23
柚梨さんの口にした言葉は、私の頭の中を巡り続けていた。あくまで対等じゃないといけないという彼女の台詞は、同条件じゃないとおかしいという嘗てのヨダカの台詞と同じ意味だった。加えて、十代の未成年が三十も近い男と付き合うことは母も非難していた。
自分のスマホは剛史にチェックされるため、ヨダカからもらったスマホで「共依存」という言葉を改めて検索してみた。
相手の評価に過度に頼り、自分を犠牲にして尽くす状態。自己肯定感の低い人間が陥りやすく、また束縛をする支配的な特徴がある。恋愛関係であれば恋人を最優先し、周囲の意見に耳を貸さなくなってしまう。
クローゼットの前で力なく床にへたり込み、私は画面をスワイプする指先が震えているのに気が付いた。周りから言われてきたことを改めて脳内で反芻すると、ここに書かれている内容は全て私たちに当てはまっていた。
「どうして……」
私は自分を犠牲にしているつもりはなかった。けれど、ひとたび連絡があれば全てを放棄し剛史を最優先に行動している。身内の反対は雑音とみなし、そのくせ自己肯定感は地を這っている。何もかも剛史の機嫌次第で、部屋の空気も自分の感情も全てが左右される。しはいてき、と唇でなぞった言葉を検索ボックスに入力した。
異性に対し支配的な男性の特徴は、頭が真っ白になるほど剛史と一致していた。モラハラという単語を見つけて、動悸がした。そんなひどい真似を彼がするはずがない。私が受けているわけがない。けれどチェック項目を見て、背中に氷水を流されたような悪寒に震えた。
自分の非を認めない、スマホやケータイを監視し束縛する、彼女の容姿学歴などを馬鹿にする――。十個ほど並ぶ項目は、まるで彼を示すために作られたもののようだった。モラハラ、つまりモラルハラスメントとは精神的暴力のこと。相手の精神を傷つけ不安定にし、支配すること。知らない間に、私は剛史から暴力を受けていた。画面の説明に唇を噛み、腕で目元を拭う。服の袖がしっとり濡れた。
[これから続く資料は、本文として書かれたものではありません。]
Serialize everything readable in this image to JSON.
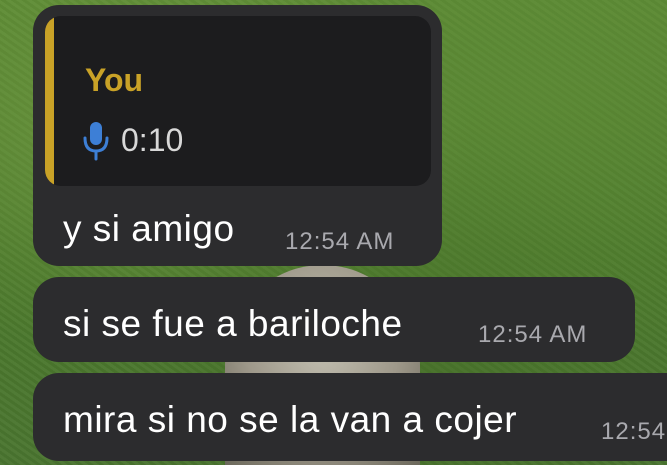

もう否定することができない。今現在、堂々と自分のスマホを使えないことが、その証拠となっている。確実に彼のいない昼間を狙い、こそこそと隠したスマホを使っている。それは彼に監視されているから、彼に否定され、機嫌を損ねるのが怖いから。唇の隙間を縫って、雫が口の中に侵入する。私はいつの間にか、ぼろぼろと涙を流していた。
やっぱり、私たちは普通じゃなかった。みんなの言う通り、まともな恋愛関係ではなかった。ここにあるのは、異常な依存関係だった。
「どうしよう……」
しゃくりあげる隙間で呟く。異常だと分かれば、どうしたらいいの。私がずっと剛史に抱いていた「好き」という感情、これさえも間違っていたの。そう考えて、でも、スーパーでレジを打っていた時、確かに彼を好きになったことを覚えている。あの感情は、紛れもない本物だ。
いつの間にか、私たちは異常になってしまった。依存した主従関係を築いてしまった。どこかで私は知っていた気もするけれど、ずっと見ないように言い聞かせていた。それを指摘する言葉には猛烈に反発して、邪険に扱った。都合の悪い言葉に耳を塞いでいる内に、ここまできてしまった。
それでも私は、彼と別れるのではなく関係を修復して立て直す方法があるはずだと考えた。終わらせるのではなく、恋人として対等な関係に戻すため、どうすればいいか頭を必死に働かせる。嗚咽を噛み殺して、私は目に残る涙を拭った。